The final bit of Monkey Business is the Pox. Documented cases now exceed 5300 world wide with 400 in the US, and 50 countries where the disease is not endemic reporting at least one case. There has been one reported death, and that was in an immunocompromised individual. That equates to a mortality rate of .00018 or .018%, which is incredibly low. The vast majority of cases have involved a limited number of vesicular skin lesions, primarily in the anogenital region and sometimes fever. The US government is ramping up its vaccination program of those considered at risk, and purchased 119 million dollars worth of Jynneos vaccine, with the option to up that to 299 million.
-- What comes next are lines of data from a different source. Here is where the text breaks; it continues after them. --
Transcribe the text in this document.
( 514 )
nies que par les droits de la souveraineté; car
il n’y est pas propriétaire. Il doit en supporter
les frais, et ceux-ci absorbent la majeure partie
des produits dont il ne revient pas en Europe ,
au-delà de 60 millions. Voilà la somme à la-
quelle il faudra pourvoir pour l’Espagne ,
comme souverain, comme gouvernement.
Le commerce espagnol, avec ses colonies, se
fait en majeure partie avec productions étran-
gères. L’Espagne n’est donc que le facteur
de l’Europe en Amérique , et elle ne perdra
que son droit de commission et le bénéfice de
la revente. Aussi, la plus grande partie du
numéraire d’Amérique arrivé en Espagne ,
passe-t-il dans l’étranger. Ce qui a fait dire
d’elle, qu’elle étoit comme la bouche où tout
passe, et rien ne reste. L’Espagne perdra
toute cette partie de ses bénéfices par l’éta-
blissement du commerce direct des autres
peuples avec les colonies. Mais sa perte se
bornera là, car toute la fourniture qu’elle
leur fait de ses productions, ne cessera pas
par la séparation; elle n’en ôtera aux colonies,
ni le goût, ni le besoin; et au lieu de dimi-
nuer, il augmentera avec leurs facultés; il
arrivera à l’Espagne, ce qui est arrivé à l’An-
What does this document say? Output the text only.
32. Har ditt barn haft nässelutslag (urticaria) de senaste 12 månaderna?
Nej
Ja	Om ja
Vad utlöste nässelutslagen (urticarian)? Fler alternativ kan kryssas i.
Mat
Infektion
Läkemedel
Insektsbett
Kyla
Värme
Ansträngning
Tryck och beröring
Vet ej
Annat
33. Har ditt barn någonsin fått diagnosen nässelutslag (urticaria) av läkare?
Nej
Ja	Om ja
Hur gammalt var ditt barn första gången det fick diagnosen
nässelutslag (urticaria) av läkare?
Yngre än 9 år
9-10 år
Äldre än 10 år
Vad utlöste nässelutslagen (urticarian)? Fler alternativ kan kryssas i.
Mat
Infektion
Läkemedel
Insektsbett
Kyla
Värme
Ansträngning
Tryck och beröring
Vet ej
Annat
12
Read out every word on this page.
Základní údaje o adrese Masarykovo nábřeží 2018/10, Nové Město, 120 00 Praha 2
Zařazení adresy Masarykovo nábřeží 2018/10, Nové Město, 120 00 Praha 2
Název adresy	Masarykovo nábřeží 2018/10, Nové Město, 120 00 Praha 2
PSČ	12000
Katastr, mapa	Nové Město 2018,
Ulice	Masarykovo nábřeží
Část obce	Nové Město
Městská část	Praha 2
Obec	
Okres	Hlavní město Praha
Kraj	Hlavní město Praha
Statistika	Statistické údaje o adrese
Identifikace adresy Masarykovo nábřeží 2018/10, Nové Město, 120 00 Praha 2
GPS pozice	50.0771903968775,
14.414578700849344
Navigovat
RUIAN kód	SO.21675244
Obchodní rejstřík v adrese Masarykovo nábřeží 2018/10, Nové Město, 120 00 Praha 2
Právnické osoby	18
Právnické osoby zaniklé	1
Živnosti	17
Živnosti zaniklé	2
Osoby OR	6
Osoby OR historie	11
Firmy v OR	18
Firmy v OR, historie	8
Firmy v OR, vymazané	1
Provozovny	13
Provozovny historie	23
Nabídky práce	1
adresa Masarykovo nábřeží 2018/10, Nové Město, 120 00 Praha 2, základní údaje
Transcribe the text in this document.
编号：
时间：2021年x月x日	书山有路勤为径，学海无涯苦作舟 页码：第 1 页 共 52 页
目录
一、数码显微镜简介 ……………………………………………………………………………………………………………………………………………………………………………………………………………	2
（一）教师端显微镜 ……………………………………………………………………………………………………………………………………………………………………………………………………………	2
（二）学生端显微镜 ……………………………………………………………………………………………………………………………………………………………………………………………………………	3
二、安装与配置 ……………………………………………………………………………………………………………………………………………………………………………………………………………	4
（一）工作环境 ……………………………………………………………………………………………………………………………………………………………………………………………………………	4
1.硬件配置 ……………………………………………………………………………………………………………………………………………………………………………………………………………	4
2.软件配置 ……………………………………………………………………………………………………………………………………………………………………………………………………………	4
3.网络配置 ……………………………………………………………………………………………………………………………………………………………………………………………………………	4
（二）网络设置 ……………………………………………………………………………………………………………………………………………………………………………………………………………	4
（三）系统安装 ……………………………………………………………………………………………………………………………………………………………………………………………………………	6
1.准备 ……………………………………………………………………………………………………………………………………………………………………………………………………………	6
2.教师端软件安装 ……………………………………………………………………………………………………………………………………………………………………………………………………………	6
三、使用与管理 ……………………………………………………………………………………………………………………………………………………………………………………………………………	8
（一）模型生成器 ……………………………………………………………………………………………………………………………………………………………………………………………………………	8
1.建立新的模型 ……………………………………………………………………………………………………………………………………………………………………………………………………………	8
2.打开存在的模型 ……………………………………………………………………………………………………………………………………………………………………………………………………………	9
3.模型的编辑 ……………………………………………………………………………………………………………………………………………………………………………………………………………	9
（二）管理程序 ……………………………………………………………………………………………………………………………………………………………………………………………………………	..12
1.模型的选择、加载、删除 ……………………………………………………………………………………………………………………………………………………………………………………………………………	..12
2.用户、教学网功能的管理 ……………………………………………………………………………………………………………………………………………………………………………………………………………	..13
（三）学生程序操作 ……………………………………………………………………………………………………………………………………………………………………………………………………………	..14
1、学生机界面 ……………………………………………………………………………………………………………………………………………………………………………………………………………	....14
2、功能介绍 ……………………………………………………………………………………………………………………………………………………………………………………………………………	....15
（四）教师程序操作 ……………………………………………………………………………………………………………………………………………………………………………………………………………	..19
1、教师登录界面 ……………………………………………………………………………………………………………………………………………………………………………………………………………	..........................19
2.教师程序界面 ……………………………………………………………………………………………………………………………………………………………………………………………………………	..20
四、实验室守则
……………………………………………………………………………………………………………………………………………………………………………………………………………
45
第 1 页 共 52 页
Will we find out that the vaccine is effective in preventing severe outcomes and death, which apparently never happens, but not so effective in preventing disease? The virus has clearly changed clinically from the strain that was circulating when vaccine trials were conducted, and the answer to that question is unknown in my opinion. Is this a reasonable utilization of funds and resources? I have no idea, but perhaps you all do.
Remember to stay flexible in your thinking, and always incorporate new data into your evolving assessment of what’s known to be true, highly likely or just a guess. Be cautious of people who always are certain they have all the answers, and set themselves up as the arbiters of misinformation and disinformation. Enjoy the Fourth of July holiday with family and friends, and celebrate this great country.